Author:   Posttime:2023-02-09

DUBAI's DP World handled 79 million TEU across its global portfolio of container terminals for 2022, a 1.4 year-over-year increase and 2.8 per cent rise on a like-for-like basis.
In Q4 2022, DP World handled 19.5 million TEU, a 2.4 per cent surge on a like-for-like basis.
The company said last year's gross volume growth was extended to all regions (Asia Pacific, Middle East & Africa, Australia, and Americas).
At an asset level, ports such as Jebel Ali (UAE), Jeddah (Saudi Arabia), Angola, London Gateway (UK), Constanta (Romania), Caucedo (Dominican Republic), and others performed well.
Jebel Ali handled 14 million TEU in 2022, a 1.7 per cent increase over the same period in 2021, according to London's Port Technology.

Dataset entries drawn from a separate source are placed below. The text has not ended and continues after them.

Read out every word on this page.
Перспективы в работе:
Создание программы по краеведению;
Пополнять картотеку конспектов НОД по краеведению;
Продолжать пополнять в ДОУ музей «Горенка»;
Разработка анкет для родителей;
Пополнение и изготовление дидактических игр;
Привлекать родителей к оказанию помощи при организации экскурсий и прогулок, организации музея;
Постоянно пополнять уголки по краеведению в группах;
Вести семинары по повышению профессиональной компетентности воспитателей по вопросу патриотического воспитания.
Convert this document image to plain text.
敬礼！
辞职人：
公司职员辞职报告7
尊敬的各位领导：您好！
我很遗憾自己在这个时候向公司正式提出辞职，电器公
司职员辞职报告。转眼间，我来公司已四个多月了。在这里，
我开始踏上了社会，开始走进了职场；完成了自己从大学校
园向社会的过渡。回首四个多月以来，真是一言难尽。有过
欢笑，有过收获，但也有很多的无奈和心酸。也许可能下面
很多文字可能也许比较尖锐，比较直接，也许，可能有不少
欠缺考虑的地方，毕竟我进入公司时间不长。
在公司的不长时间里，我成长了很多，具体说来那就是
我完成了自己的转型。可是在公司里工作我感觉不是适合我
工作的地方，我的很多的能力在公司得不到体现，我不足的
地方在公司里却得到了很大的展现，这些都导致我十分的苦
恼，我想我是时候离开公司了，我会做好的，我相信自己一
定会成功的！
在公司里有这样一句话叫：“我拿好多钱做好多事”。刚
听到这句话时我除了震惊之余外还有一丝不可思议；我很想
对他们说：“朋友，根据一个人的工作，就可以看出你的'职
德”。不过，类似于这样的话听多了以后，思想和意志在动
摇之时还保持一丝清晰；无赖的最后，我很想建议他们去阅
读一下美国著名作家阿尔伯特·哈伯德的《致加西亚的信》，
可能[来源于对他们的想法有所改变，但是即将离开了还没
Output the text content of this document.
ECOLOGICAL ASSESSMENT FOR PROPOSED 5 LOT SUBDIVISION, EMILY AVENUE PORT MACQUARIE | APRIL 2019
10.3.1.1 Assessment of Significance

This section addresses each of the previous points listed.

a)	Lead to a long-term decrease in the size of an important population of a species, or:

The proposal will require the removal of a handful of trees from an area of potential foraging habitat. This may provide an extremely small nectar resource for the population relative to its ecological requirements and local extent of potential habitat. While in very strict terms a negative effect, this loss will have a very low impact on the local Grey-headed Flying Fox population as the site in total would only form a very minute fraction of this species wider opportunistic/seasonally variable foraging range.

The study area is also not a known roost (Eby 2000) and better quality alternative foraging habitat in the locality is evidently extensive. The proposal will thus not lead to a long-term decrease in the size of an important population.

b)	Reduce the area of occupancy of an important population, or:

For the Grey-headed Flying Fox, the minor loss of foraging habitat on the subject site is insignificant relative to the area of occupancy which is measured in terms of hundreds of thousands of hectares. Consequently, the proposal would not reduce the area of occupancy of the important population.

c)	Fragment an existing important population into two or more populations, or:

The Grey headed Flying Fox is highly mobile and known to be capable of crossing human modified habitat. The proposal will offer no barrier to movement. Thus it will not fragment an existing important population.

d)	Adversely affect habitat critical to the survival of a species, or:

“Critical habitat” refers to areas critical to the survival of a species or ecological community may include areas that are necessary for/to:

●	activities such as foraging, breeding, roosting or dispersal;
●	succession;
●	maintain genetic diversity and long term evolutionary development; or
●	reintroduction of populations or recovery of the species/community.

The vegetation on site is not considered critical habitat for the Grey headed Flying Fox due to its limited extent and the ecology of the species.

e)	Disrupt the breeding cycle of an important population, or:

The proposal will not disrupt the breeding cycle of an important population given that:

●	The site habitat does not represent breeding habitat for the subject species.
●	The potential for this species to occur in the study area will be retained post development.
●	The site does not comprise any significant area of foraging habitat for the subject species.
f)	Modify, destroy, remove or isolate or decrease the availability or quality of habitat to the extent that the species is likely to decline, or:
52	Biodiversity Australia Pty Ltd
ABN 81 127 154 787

At a consolidated level, the company's terminals handled 46.1 million TEU during 2022, up 1.5 per cent on a reported basis and up 0.7 per cent year on year on a like-for-like basis.
DP World UK handled record 3.8 million TEU with London Gateway reporting a 14 per cent rise in volumes to 2.05 million TEU, consolidating its position as the second-largest container terminal in Britain.
"Within a decade, London Gateway is likely to be handling up to 30 per cent of the country's containerized trade," said Ernst Schulze, CEO of DP World UK.
"Its port-centric logistics park will be one of the largest in Europe, employing 12,000 people and underpinned by investment in a second rail terminal and a new fourth berth."
The two terminals together, London Gateway and Southampton, handled a record 3.85 million TEU compared to 3.68 million TEU in 2021.
Group chairman and CEO, Sultan Ahmed Bin Sulayem, said the company's growth was mainly driven by the Asia Pacific, Americas, and Australia regions, and that growth rates moderated in the last quarter of 2022 due to the challenging economic environment.
Looking ahead to 2023, the company expects its portfolio to continue to grow, but the outlook remains uncertain due to rising inflation, higher interest rates, and geopolitical uncertainty.
"Overall, we are pleased with the business performance in 2022 and remain focused on growing profitability while managing growth capex," he added.
"The solid volume performance leaves us well placed to deliver an improved set of full year results."